In the first part of ATHENA (dubbed ATHENA-mono), Clovis is comparing single-agent Rubraca against placebo in the first-line ovarian cancer maintenance setting. In the second part, the drugmaker is studying the activity of Rubraca with the checkpoint inhibitor Opdivo (Bristol Myers Squibb's nivolumab) against Rubraca monotherapy in the same first-line maintenance setting. "Based on a slower-than-expected progression-free survival event count, we're now expecting data from ATHENA-mono in the second quarter of 2022," Lindsey Rolfe, Clovis' chief medical officer, said during a call to discuss the company's financials.
In TRITON3, Clovis is comparing Rubraca against physicians' choice of chemotherapy or second-line androgen deprivation treatment in metastatic castration-resistant prostate cancer patients with BRCA1/2 or ATM mutations. The firm expects to report data from this study in Q2 this year. According to Rolfe, data from this trial may allow the company to expand the use of Rubraca to the second-line mCRPC setting.
Following data readouts from ATHENA and TRITON3, Clovis hopes to quickly file supplemental new drug applications for Rubraca in these new indications, Rolfe said.
This year, the company will also provide a first look at clinical data from the Phase I/II LuMIERE trial of its investigational FAP-targeting imaging agent and radionuclide therapy FAP-2286. When FAP-2286 is labeled with gallium-68, it serves as the imaging agent that identifies patients with FAP-positive tumors for the LuMIERE trial. Subsequently, patients with FAP-positive tumors will receive the therapeutic agent labeled with lutetium-177.

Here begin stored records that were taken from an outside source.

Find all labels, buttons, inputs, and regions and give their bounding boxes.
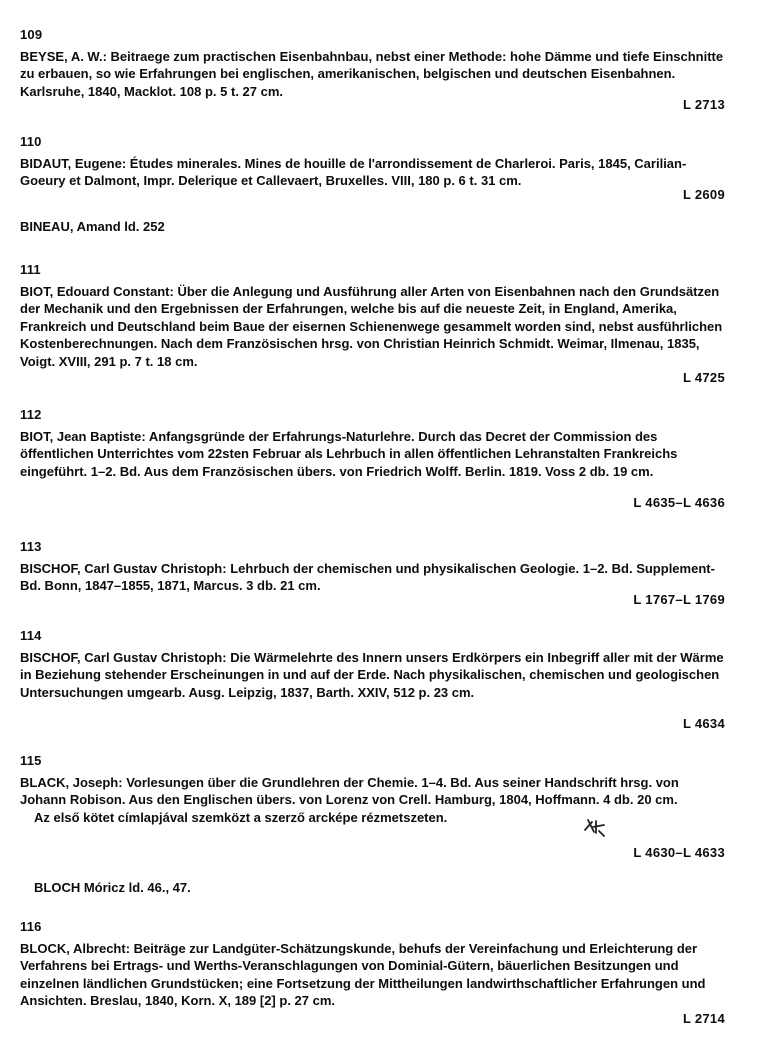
entry-description: Beitraege zum practischen Eisenbahnbau, nebst einer Methode: hohe Dämme und tiefe Einschnitte zu erbauen, so wie Erfahrungen bei englischen, amerikanischen, belgischen und deutschen Eisenbahnen. Karlsruhe, 1840, Macklot. 108 p. 5 t. 27 cm. <box>20 48 724 99</box>
entry-description: Vorlesungen über die Grundlehren der Chemie. 1–4. Bd. Aus seiner Handschrift hrsg. von Johann Robison. Aus den Englischen übers. von Lorenz von Crell. Hamburg, 1804, Hoffmann. 4 db. 20 cm. <box>20 774 679 807</box>
call-number: L 2609 <box>682 187 725 202</box>
entry-author: BISCHOF, Carl Gustav Christoph: <box>20 560 227 576</box>
handwritten-mark-icon <box>582 816 608 838</box>
entry-number: 111 <box>20 262 41 277</box>
entry-note: Az első kötet címlapjával szemközt a szerző arcképe rézmetszeten. <box>34 809 448 825</box>
entry-number: 114 <box>20 628 42 643</box>
entry-number: 113 <box>20 539 42 554</box>
call-number: L 4725 <box>682 370 725 385</box>
call-number: L 4635–L 4636 <box>633 495 725 510</box>
catalog-entry <box>20 133 725 205</box>
entry-author: BEYSE, A. W.: <box>20 48 107 64</box>
entry-author: BLOCK, Albrecht: <box>20 940 131 956</box>
entry-description: Über die Anlegung und Ausführung aller Arten von Eisenbahnen nach den Grundsätzen der Mechanik und den Ergebnissen der Erfahrungen, welche bis auf die neueste Zeit, in England, Amerika, Frankreich und Deutschland beim Baue der eisernen Schienenwege gesammelt worden sind, nebst ausführlichen Kostenberechnungen. Nach dem Französischen hrsg. von Christian Heinrich Schmidt. Weimar, Ilmenau, 1835, Voigt. XVIII, 291 p. 7 t. 18 cm. <box>20 283 723 369</box>
entry-body <box>20 428 725 481</box>
entry-author: BIOT, Edouard Constant: <box>20 283 174 299</box>
entry-description: Anfangsgründe der Erfahrungs-Naturlehre. Durch das Decret der Commission des öffentlichen Unterrichtes vom 22sten Februar als Lehrbuch in allen öffentlichen Lehranstalten Frankreichs eingeführt. 1–2. Bd. Aus dem Französischen übers. von Friedrich Wolff. Berlin. 1819. Voss 2 db. 19 cm. <box>20 428 678 479</box>
entry-number: 110 <box>20 134 42 149</box>
catalog-entry <box>20 752 725 862</box>
entry-author: BIOT, Jean Baptiste: <box>20 428 146 444</box>
call-number: L 2713 <box>682 97 725 112</box>
entry-description: Lehrbuch der chemischen und physikalischen Geologie. 1–2. Bd. Supplement-Bd. Bonn, 1847–1855, 1871, Marcus. 3 db. 21 cm. <box>20 560 715 593</box>
entry-body <box>20 283 725 371</box>
entry-body <box>20 940 725 1010</box>
call-number: L 2714 <box>682 1011 725 1026</box>
entry-description: Die Wärmelehrte des Innern unsers Erdkörpers ein Inbegriff aller mit der Wärme in Beziehung stehender Erscheinungen in und auf der Erde. Nach physikalischen, chemischen und geologischen Untersuchungen umgearb. Ausg. Leipzig, 1837, Barth. XXIV, 512 p. 23 cm. <box>20 649 724 700</box>
entry-body <box>20 649 725 702</box>
entry-body <box>20 774 725 809</box>
entry-number: 109 <box>20 27 43 42</box>
entry-description: Études minerales. Mines de houille de l'arrondissement de Charleroi. Paris, 1845, Carilian-Goeury et Dalmont, Impr. Delerique et Callevaert, Bruxelles. VIII, 180 p. 6 t. 31 cm. <box>20 155 687 188</box>
cross-reference: BLOCH Móricz ld. 46., 47. <box>34 880 191 895</box>
catalog-entry <box>20 406 725 514</box>
entry-author: BIDAUT, Eugene: <box>20 155 127 171</box>
call-number: L 4634 <box>682 716 725 731</box>
entry-number: 112 <box>20 407 42 422</box>
entry-number: 115 <box>20 753 42 768</box>
entry-body <box>20 48 725 101</box>
entry-number: 116 <box>20 919 42 934</box>
entry-author: BLACK, Joseph: <box>20 774 123 790</box>
entry-body <box>20 560 725 595</box>
catalog-entry <box>20 627 725 732</box>
entry-description: Beiträge zur Landgüter-Schätzungskunde, behufs der Vereinfachung und Erleichterung der Verfahrens bei Ertrags- und Werths-Veranschlagungen von Dominial-Gütern, bäuerlichen Besitzungen und einzelnen ländlichen Grundstücken; eine Fortsetzung der Mittheilungen landwirthschaftlicher Erfahrungen und Ansichten. Breslau, 1840, Korn. X, 189 [2] p. 27 cm. <box>20 940 706 1008</box>
entry-author: BISCHOF, Carl Gustav Christoph: <box>20 649 227 665</box>
catalog-entry <box>20 918 725 1028</box>
catalog-entry <box>20 26 725 116</box>
call-number: L 1767–L 1769 <box>633 592 725 607</box>
cross-reference: BINEAU, Amand ld. 252 <box>20 219 165 234</box>
call-number: L 4630–L 4633 <box>633 845 725 860</box>
catalog-entry <box>20 538 725 610</box>
entry-body <box>20 155 725 190</box>
catalog-entry <box>20 261 725 386</box>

Clovis has said its ambition is to become a leading provider of radionuclide therapies. CEO Patrick Mahaffy said during the call that while the company is exploring the therapeutic activity of FAP-2286 in multiple tumor types within the LuMIERE trial, it is also interested in potentially launching gallium-labeled FAP-2286 as a standalone imaging diagnostic. "We have been evaluating, at the guidance and request of the clinical community, … whether or not FAP-2286 could be seen on its own as an imaging modality particularly in tumor types where standard imaging, for instance, FDG-PET, is not as effective," Mahaffy said. "It clearly has emerged as a potential opportunity."
In evaluating the market opportunity, the company has determined that the cost of developing FAP-2286 as a standalone imaging agent would be "markedly lower" and the path to market would be quicker compared to developing and launching a radionuclide therapy. The imaging agent may allow Clovis to begin generating revenues from FAP-2286 well before the therapeutic reaches the market, Mahaffy said, but added: "We haven't made a firm commitment yet to entering this field, but we're getting there."
As of Dec. 31, 2021, Clovis had $143.4 million in cash and cash equivalents. The company said that in the fourth quarter, it raised $3.0 million in net proceeds, and in Q1 2022, so far it has raised $27.2 million in net proceeds through its at-the-market equity offering program and can issue additional shares of common stock through this program. "Clovis remains focused on its liquidity position and is committed to raising additional capital in the near term in order to fund its operating plan for the next 12 months and beyond," the company said in a statement.
Clovis also inked a financing program in 2019 with affiliates of TPG Sixth Street Partners for up to $175 million to pay for the ongoing ATHENA clinical trial of Rubraca. Clovis has drawn $147.2 million through this program and still has $27.8 million available.